Rush To Merge Doctors And Hospitals Is Raising Consumers’ Concerns
Several news outlets have stories about the effects of the new health law.
New York Times: "When Congress passed the health care law, it envisioned doctors and hospitals joining forces, coordinating care and holding down costs, with the prospect of earning government bonuses for controlling costs. Now, eight months into the new law there is a growing frenzy of mergers involving hospitals, clinics and doctor groups eager to share costs and savings, and cash in on the incentives. They, in turn, have deployed a small army of lawyers and lobbyists trying to persuade the Obama administration to relax or waive a body of older laws intended to thwart health care monopolies, and to protect against shoddy care and fraudulent billing of patients or Medicare. Consumer advocates fear that the health care law could worsen some of the very problems it was meant to solve - by reducing competition, driving up costs and creating incentives for doctors and hospitals to stint on care, in order to retain their cost-saving bonuses" (Pear, 11/20).
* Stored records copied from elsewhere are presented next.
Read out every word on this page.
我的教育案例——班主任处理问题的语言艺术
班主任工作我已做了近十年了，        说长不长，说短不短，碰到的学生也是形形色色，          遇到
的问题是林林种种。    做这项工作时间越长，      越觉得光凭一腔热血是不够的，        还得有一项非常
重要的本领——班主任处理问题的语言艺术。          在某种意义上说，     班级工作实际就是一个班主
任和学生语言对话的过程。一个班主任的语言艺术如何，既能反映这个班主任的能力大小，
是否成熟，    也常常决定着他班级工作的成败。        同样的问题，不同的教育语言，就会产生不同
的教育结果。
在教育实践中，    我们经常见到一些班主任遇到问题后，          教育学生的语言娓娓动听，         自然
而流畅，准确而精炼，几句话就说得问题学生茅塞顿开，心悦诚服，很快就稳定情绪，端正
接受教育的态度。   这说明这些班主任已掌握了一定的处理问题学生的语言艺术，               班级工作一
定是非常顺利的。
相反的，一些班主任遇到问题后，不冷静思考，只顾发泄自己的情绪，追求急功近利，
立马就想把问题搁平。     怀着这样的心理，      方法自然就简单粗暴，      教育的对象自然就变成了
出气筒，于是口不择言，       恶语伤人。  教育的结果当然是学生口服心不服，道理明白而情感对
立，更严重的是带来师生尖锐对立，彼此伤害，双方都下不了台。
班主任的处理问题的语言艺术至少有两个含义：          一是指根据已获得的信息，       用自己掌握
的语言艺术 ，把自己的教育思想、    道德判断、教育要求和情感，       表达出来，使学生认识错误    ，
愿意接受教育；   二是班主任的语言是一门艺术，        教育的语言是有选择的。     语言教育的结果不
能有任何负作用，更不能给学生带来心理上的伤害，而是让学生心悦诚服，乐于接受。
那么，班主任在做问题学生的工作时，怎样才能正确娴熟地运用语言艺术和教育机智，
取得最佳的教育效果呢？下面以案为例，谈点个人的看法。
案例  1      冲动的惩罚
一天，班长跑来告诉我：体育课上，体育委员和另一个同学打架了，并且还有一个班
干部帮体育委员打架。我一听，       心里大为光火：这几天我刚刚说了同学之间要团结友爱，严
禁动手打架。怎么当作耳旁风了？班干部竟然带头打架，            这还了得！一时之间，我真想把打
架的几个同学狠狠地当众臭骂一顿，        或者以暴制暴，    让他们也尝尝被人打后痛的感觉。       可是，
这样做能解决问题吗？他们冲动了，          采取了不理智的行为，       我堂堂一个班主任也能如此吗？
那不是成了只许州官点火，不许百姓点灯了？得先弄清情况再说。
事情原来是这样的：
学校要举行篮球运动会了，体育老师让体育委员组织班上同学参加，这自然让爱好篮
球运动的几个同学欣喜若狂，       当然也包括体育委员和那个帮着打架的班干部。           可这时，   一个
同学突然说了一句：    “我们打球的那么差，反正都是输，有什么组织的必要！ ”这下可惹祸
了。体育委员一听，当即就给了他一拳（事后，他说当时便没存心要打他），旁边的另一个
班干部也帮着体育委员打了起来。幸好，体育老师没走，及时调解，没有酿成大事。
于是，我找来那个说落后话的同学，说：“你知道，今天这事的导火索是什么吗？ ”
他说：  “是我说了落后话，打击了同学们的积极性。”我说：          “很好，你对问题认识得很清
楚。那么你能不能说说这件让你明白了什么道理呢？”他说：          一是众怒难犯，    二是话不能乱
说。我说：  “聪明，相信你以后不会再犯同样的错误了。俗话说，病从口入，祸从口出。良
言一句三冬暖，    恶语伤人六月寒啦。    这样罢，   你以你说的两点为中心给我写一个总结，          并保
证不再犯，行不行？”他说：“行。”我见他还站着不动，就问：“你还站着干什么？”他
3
NPR: "[M]ost of the big players -- hospitals groups, a lot of doctor groups, drug makers, employers, even health insurers" are not in favor of repealing the health law. "Which is not to say that they all love the law or that they don't want to see changes. But some of them, particularly health insurers, are agitating for bigger changes than others. But almost without exception, they say they'd rather work to make changes to this law than scrap it and start over" (Rovner and Simon, 11/20).
Rochester N.Y. Democrat and Chronicle: "In the fractious American family of party politics, government and free markets, health care costs are the unmanageable teenager, oblivious to efforts at control or even comprehension.Teenagers tend to grow up and become manageable. Health costs nationally, in New York state and in the Rochester region so far haven't." Despite the national health debate that produced a federal law, confusion remains. "'The uncertainty is worse now than before,' said Rochester health consultant John Cogan. New York state this year reinstated a 'prior approval' process requiring private health insurers to submit premium increases for state review. The goal was to ensure that premiums reflect the cost of care. The results: Some requests were moderated, but approved 2011 increases for Rochester-area insurers exceed 10 percent, much as they did before the new, tougher law" (Tobin, 11/21).